Some of Pezzano’s friends and clients have held out hope throughout the year that Pezzano had simply failed to craft a succession plan for how JPA would be managed after his death, and that the money could still be recovered.

“I think all the money is there and somewhere there is paperwork,” Earl Peacock, a friend of Pezzano’s who said he is out at least $3 million, told The Inquirer last month. “He wouldn’t have stiffed me like this.”

Many investors, however, now believe they were conned in some sort of Ponzi-like scheme.

In a court filing last month, lawyers representing Pezzano’s estate said they had been “unable to locate or identify investments made by JPA that would correspond to investments shown on the statements the decedent prepared and delivered to investors.”
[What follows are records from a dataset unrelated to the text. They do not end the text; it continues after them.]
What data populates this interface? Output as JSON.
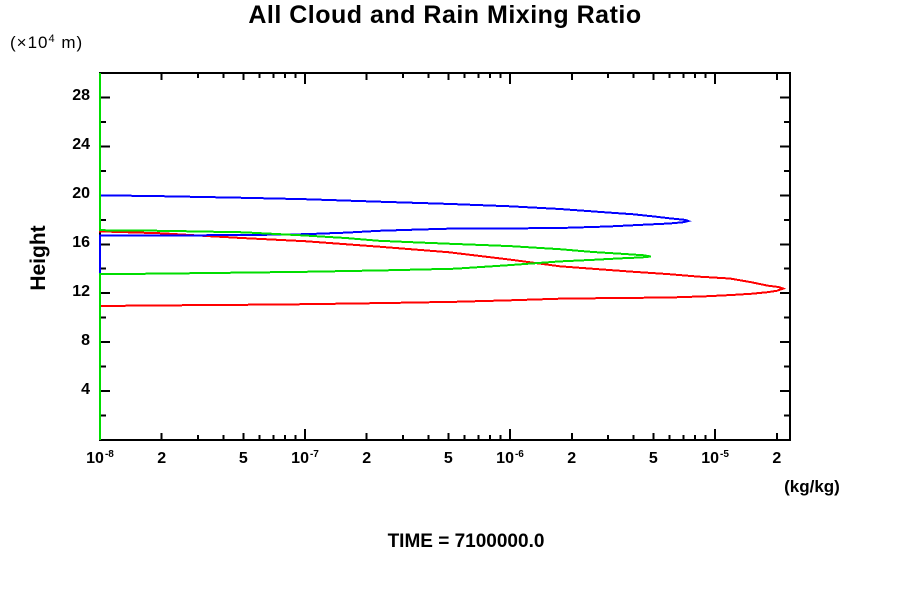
{
  "labels": {
    "y_unit_prefix": "(×10",
    "y_unit_sup": "4",
    "y_unit_suffix": " m)"
  },
  "chart_data": {
    "type": "line",
    "subtype": "vertical-profile",
    "title": "All Cloud and Rain Mixing Ratio",
    "xlabel": "(kg/kg)",
    "ylabel": "Height",
    "y_unit": "x10^4 m",
    "annotation": "TIME = 7100000.0",
    "x_scale": "log",
    "xlim": [
      1e-08,
      2.32e-05
    ],
    "ylim": [
      0,
      30
    ],
    "grid": false,
    "legend": "none",
    "x_labeled_ticks": [
      {
        "v": 1e-08,
        "base": "10",
        "sup": "-8"
      },
      {
        "v": 2e-08,
        "base": "2"
      },
      {
        "v": 5e-08,
        "base": "5"
      },
      {
        "v": 1e-07,
        "base": "10",
        "sup": "-7"
      },
      {
        "v": 2e-07,
        "base": "2"
      },
      {
        "v": 5e-07,
        "base": "5"
      },
      {
        "v": 1e-06,
        "base": "10",
        "sup": "-6"
      },
      {
        "v": 2e-06,
        "base": "2"
      },
      {
        "v": 5e-06,
        "base": "5"
      },
      {
        "v": 1e-05,
        "base": "10",
        "sup": "-5"
      },
      {
        "v": 2e-05,
        "base": "2"
      }
    ],
    "y_labeled_ticks": [
      4,
      8,
      12,
      16,
      20,
      24,
      28
    ],
    "y_minor_step": 2,
    "series": [
      {
        "name": "red-profile",
        "color": "#ff0000",
        "points": [
          [
            1e-08,
            0
          ],
          [
            1e-08,
            10.95
          ],
          [
            2e-08,
            11.0
          ],
          [
            5e-08,
            11.05
          ],
          [
            1e-07,
            11.1
          ],
          [
            2.5e-07,
            11.2
          ],
          [
            5.4e-07,
            11.3
          ],
          [
            1e-06,
            11.42
          ],
          [
            1.75e-06,
            11.55
          ],
          [
            3e-06,
            11.6
          ],
          [
            6e-06,
            11.65
          ],
          [
            9e-06,
            11.75
          ],
          [
            1.2e-05,
            11.85
          ],
          [
            1.5e-05,
            11.95
          ],
          [
            1.8e-05,
            12.08
          ],
          [
            2e-05,
            12.2
          ],
          [
            2.15e-05,
            12.38
          ],
          [
            2.05e-05,
            12.5
          ],
          [
            1.8e-05,
            12.62
          ],
          [
            1.5e-05,
            12.9
          ],
          [
            1.18e-05,
            13.2
          ],
          [
            8.4e-06,
            13.35
          ],
          [
            6e-06,
            13.55
          ],
          [
            4e-06,
            13.75
          ],
          [
            2.5e-06,
            14.0
          ],
          [
            1.75e-06,
            14.2
          ],
          [
            1e-06,
            14.75
          ],
          [
            5e-07,
            15.35
          ],
          [
            2.3e-07,
            15.8
          ],
          [
            1.6e-07,
            16.0
          ],
          [
            1e-07,
            16.25
          ],
          [
            5e-08,
            16.5
          ],
          [
            3.5e-08,
            16.65
          ],
          [
            2e-08,
            16.9
          ],
          [
            1e-08,
            17.05
          ],
          [
            1e-08,
            30
          ]
        ]
      },
      {
        "name": "blue-profile",
        "color": "#0000ff",
        "points": [
          [
            1e-08,
            0
          ],
          [
            1e-08,
            16.7
          ],
          [
            5e-08,
            16.75
          ],
          [
            1e-07,
            16.82
          ],
          [
            1.6e-07,
            16.95
          ],
          [
            2.3e-07,
            17.1
          ],
          [
            3.5e-07,
            17.2
          ],
          [
            5e-07,
            17.27
          ],
          [
            1e-06,
            17.3
          ],
          [
            1.75e-06,
            17.33
          ],
          [
            3e-06,
            17.45
          ],
          [
            4.5e-06,
            17.6
          ],
          [
            6e-06,
            17.7
          ],
          [
            7e-06,
            17.8
          ],
          [
            7.4e-06,
            17.9
          ],
          [
            7.2e-06,
            17.98
          ],
          [
            6.8e-06,
            18.03
          ],
          [
            6e-06,
            18.12
          ],
          [
            5e-06,
            18.28
          ],
          [
            4e-06,
            18.45
          ],
          [
            3e-06,
            18.6
          ],
          [
            1.75e-06,
            18.88
          ],
          [
            1e-06,
            19.1
          ],
          [
            5e-07,
            19.3
          ],
          [
            2.3e-07,
            19.48
          ],
          [
            1e-07,
            19.68
          ],
          [
            5e-08,
            19.8
          ],
          [
            2e-08,
            19.93
          ],
          [
            1e-08,
            20.0
          ],
          [
            1e-08,
            30
          ]
        ]
      },
      {
        "name": "green-profile",
        "color": "#00dd00",
        "points": [
          [
            1e-08,
            0
          ],
          [
            1e-08,
            13.55
          ],
          [
            2e-08,
            13.6
          ],
          [
            5e-08,
            13.68
          ],
          [
            1e-07,
            13.75
          ],
          [
            2.5e-07,
            13.87
          ],
          [
            5.4e-07,
            14.0
          ],
          [
            1e-06,
            14.3
          ],
          [
            1.75e-06,
            14.6
          ],
          [
            2.5e-06,
            14.72
          ],
          [
            3.5e-06,
            14.85
          ],
          [
            4.4e-06,
            14.93
          ],
          [
            4.87e-06,
            15.0
          ],
          [
            4.5e-06,
            15.1
          ],
          [
            3.5e-06,
            15.22
          ],
          [
            2.5e-06,
            15.38
          ],
          [
            1.75e-06,
            15.6
          ],
          [
            1e-06,
            15.85
          ],
          [
            5e-07,
            16.05
          ],
          [
            3.5e-07,
            16.15
          ],
          [
            2.3e-07,
            16.28
          ],
          [
            1.6e-07,
            16.5
          ],
          [
            1e-07,
            16.72
          ],
          [
            5e-08,
            16.98
          ],
          [
            2e-08,
            17.1
          ],
          [
            1e-08,
            17.15
          ],
          [
            1e-08,
            30
          ]
        ]
      }
    ]
  }
}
Experts say investors should always search the BrokerCheck database run by the Financial Industry Regulatory Authority to get information on potential financial brokers. Pezzano is not in the database, and does not appear to have had an active public accountant license in Pennsylvania.

Pezzano’s estate lawyers have asked a Montgomery County judge to appoint a receiver to handle investor claims.